Rochester, MN (KROC-AM News)- Several daytime highs above freezing in southeast Minnesota have prompted the return of potholes along area roads. 

MnDOT District 6 Spokesman Mike Dougherty says the combination of rain and a freeze-thaw temperature cycle in January and February has caused moisture to seep into cracks along roads in southeast Minnesota, which leads to the formation of potholes. 

During an interview on KROC-AM’s Rochester Today, Dougherty said the potholes are forming earlier than usual. He said crews have what he describes a cold-weather mix to temporarily patch potholes in freezing temperatures. 

(Photo by Justin Sullivan/Getty Images)

Dougherty says the patch mix will come out of the pothole as temperatures warm which means crews will return to refill the potholes with what he describes as a longer-term patch. Dougherty also says crews will be sealing cracks while cold temperatures still remain. 

“As it gets warmer everything starts to expand and those cracks don’t seem as noticeable and its tougher to get them filled then,” Dougherty said. “So we got some key times when we fill that as well.” 

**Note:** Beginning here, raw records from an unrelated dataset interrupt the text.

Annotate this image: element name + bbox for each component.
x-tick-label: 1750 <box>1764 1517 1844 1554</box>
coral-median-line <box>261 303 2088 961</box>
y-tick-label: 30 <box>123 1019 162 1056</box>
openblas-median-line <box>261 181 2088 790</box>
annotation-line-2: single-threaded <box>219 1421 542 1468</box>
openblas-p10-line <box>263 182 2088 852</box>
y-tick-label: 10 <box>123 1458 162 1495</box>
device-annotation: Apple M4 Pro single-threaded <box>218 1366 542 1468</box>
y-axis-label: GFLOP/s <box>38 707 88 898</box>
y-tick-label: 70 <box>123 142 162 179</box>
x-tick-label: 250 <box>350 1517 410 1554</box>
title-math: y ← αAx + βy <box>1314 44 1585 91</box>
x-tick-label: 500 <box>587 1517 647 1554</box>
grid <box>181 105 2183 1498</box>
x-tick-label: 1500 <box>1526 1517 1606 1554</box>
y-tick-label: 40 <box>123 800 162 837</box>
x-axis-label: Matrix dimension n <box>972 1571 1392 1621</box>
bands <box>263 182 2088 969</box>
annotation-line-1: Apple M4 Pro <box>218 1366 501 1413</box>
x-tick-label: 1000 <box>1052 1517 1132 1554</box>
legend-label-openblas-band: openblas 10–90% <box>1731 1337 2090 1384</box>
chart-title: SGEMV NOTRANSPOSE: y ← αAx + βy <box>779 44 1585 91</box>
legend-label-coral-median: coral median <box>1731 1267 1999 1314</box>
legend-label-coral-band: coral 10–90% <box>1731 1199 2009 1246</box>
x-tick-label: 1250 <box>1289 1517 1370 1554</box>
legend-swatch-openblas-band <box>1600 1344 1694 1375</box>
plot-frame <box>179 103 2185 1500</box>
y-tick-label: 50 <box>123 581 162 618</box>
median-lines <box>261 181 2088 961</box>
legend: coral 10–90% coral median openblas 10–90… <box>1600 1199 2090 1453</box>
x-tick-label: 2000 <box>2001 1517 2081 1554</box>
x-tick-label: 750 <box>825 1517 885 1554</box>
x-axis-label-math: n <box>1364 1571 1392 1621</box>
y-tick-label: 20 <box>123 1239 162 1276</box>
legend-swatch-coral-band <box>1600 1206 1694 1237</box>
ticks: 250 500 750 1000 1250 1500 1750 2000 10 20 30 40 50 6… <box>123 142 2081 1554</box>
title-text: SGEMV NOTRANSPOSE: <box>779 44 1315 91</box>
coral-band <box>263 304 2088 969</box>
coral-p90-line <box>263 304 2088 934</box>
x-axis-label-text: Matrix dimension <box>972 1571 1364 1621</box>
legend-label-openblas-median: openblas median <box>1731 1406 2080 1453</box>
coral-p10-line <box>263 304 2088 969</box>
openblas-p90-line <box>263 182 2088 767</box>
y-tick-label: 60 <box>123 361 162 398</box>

Dougherty is also encouraging drivers to report any potholes they see along the state’s highways. Motorists can report a pothole by calling MnDOT’s Rochester-based southeast Minnesota District office by calling 507-286-7500 or by emailing  

He asks anyone reporting a pothole to be as specific as possible when describing its location. “If you can kind of get them a much more precise location, we can get out to it and get a crew to patch it up and help out,” said Dougherty. “We appreciate the public’s help in that.”